Treasury bills are investments backed by the U.S. Department of the Treasury. Individuals or organizations can purchase Treasury bills directly from the Treasury or a bank, broker or dealer. T-bills are among the safest investments available. However, there are pros and cons to consider before buying Treasury bills.

What is a Treasury bill?

Treasury bills (T-bills) are short-term debt instruments backed by the U.S. Department of the Treasury. The government issues T-bills to finance its operations. They typically have maturities of four, eight, 13, 17, 26 and 52 weeks. T-bills are only issued electronically.

Because the U.S. government backs T-bills, they are virtually risk-free. There is very little risk of default, so investors can feel confident they will recoup their investment. However, most fixed-income securities are subject to inflation and interest rate risk. These have the potential to erode the value of your investment.

How Treasury bills work

T-bills are sold at a discount or face (par) value. Purchasing them at a discount allows investors to earn a return and receive the full value of the investment at maturity. The minimum purchase of T-bills directly from the Treasury is $100. Investors can make additional purchases in increments of $100.

T-bills don’t pay interest directly. Instead, the interest you receive is the difference between what you pay and your investment’s full value. When buying from TreasuryDirect, you must normally wait until the end of the term to receive your interest. However, buying and selling T-bills on the secondary market is also possible. If you don’t want to wait until maturity, you can sell your investment earlier in this way.

The relatively high liquidity, safety and favorable interest rates make T-bills an attractive investment for many investors and organizations. They can be used for many purposes, such as holding cash temporarily or diversifying a portfolio with riskier investments.

How inflation affects T-bills

Inflation affects T-bills because it may reduce the real return they provide. T-bills have a fixed return, meaning their return won’t increase even if inflation increases. For instance, suppose inflation is at 2.5 percent, and an investor purchases T-bills with a yield of 4.5 percent. If inflation rises to 5 percent, it would erode the purchasing power of the returns from the T-bills.

Interest rates can also be a major factor because the central bank often increases rates to combat rising inflation. When interest rates rise, so does the yield on new T-bills. This often leads to lower prices on existing T-bills since newer ones have higher yields.

T-bills and taxes

Investments are often subject to taxation, and T-bills are no exception. Earnings on T-bills are taxable at the federal level. Earnings are calculated as the difference between the purchase price and the face value at maturity.
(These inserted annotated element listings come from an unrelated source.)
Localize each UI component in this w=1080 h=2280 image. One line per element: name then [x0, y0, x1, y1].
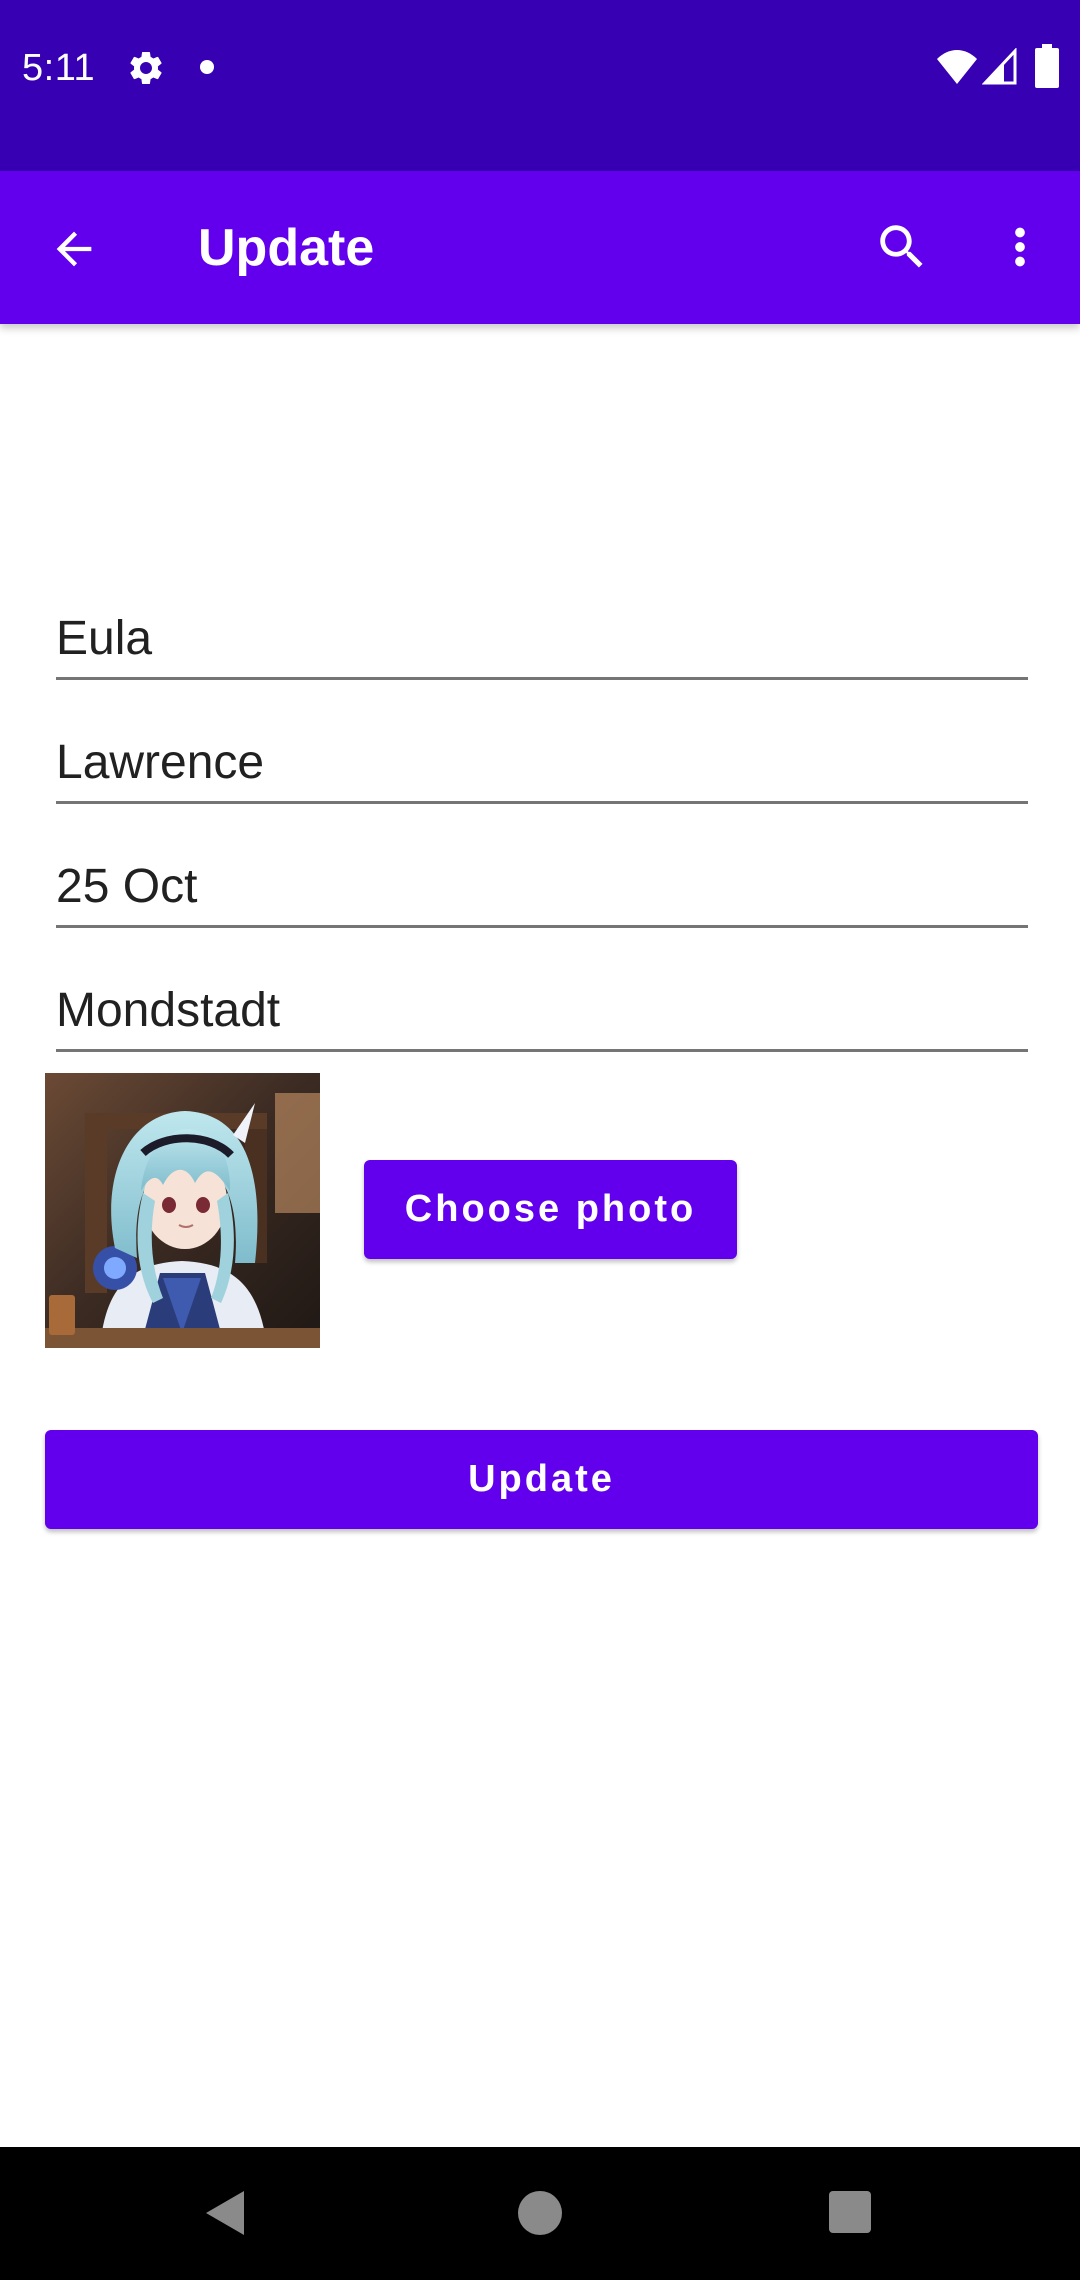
recents-square-icon[interactable] [829, 2191, 871, 2233]
search-icon [880, 225, 923, 268]
signal-icon [982, 48, 1017, 85]
notification-dot-icon [200, 60, 214, 74]
gear-icon [130, 52, 162, 84]
status-time: 5:11 [22, 47, 96, 89]
back-triangle-icon[interactable] [200, 2187, 252, 2239]
system-nav-bar [0, 2147, 1080, 2280]
first-name-field[interactable]: Eula [56, 590, 1028, 680]
wifi-icon [937, 50, 977, 84]
status-bar: 5:11 [0, 0, 1080, 171]
birthday-field[interactable]: 25 Oct [56, 838, 1028, 928]
app-bar: Update [0, 171, 1080, 324]
back-button[interactable] [38, 213, 110, 285]
birthday-value: 25 Oct [56, 860, 198, 913]
region-field[interactable]: Mondstadt [56, 962, 1028, 1052]
character-portrait-image [45, 1073, 320, 1348]
search-button[interactable] [866, 211, 938, 283]
home-circle-icon[interactable] [518, 2191, 562, 2235]
last-name-field[interactable]: Lawrence [56, 714, 1028, 804]
first-name-value: Eula [56, 612, 153, 665]
battery-icon [1035, 44, 1059, 88]
page-title: Update [198, 219, 375, 277]
arrow-back-icon [56, 231, 92, 267]
last-name-value: Lawrence [56, 736, 265, 789]
more-vert-icon [1015, 227, 1025, 267]
choose-photo-button[interactable]: Choose photo [364, 1160, 737, 1259]
more-options-button[interactable] [984, 211, 1056, 283]
region-value: Mondstadt [56, 984, 281, 1037]
update-button[interactable]: Update [45, 1430, 1038, 1529]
However, earnings on T-bills are exempt from taxes at the state and local levels, making them an attractive investment for individuals in high-tax cities or states.

Investors must report earnings from their T-bills on their federal tax returns the year they mature. If they sell a T-bill before maturity, they must report earned interest the year of the sale.

Pros and cons of Treasury bills

Pros

  • Safe investment due to their U.S. Treasury backing
  • Highly liquid with sales on the secondary market possible
  • Earnings are exempt from state and local taxes
  • Interest rates are competitive with those on high-yield savings

Cons

  • Potentially lower returns than investments like stocks or real estate
  • Subject to inflation and interest rate risks
  • Taxable at the federal level

How to buy Treasury bills

There are several ways to buy Treasury bills, including directly from the Treasury or a bank, broker or other financial institution.

Buying through the Treasury is simple, especially if you already have a TreasuryDirect account. If not, visit the website and create an account. Then, on the TreasuryDirect website, go to BuyDirect, select Bills, and choose the maturity term. This could be four, eight, 13,17, 26 or 52 weeks. Finally, enter the purchase amount. If you haven’t already linked a bank account, you must link one. Once you have completed all these steps, you can submit the order to complete your purchase.

You can also buy T-bills through a bank, online brokerage or other financial institution. With these methods, you can purchase newly issued T-bills or purchase them on the secondary market. Either way, you must create an account or log in to your existing one. Then, search for T-bills, place your order and confirm. Be aware of auction dates, which indicate when you can place non-competitive bids directly with the Treasury or through your broker.

Bottom line

Treasury bills are short-term investments backed by the U.S. Treasury, making them a safe place to hold your cash and earn a modest interest rate. These investments are typically for one year or less, and you purchase them at a discount. At maturity, you receive the face value, letting you earn a return.

While T-bills are a safe investment, they are subject to interest rate and inflation risks. You can sell them on the secondary market, but the price may be lower than expected if inflation or interest rates rise. Still, their high liquidity, interest and safety make T-bills a good choice for many investors and organizations.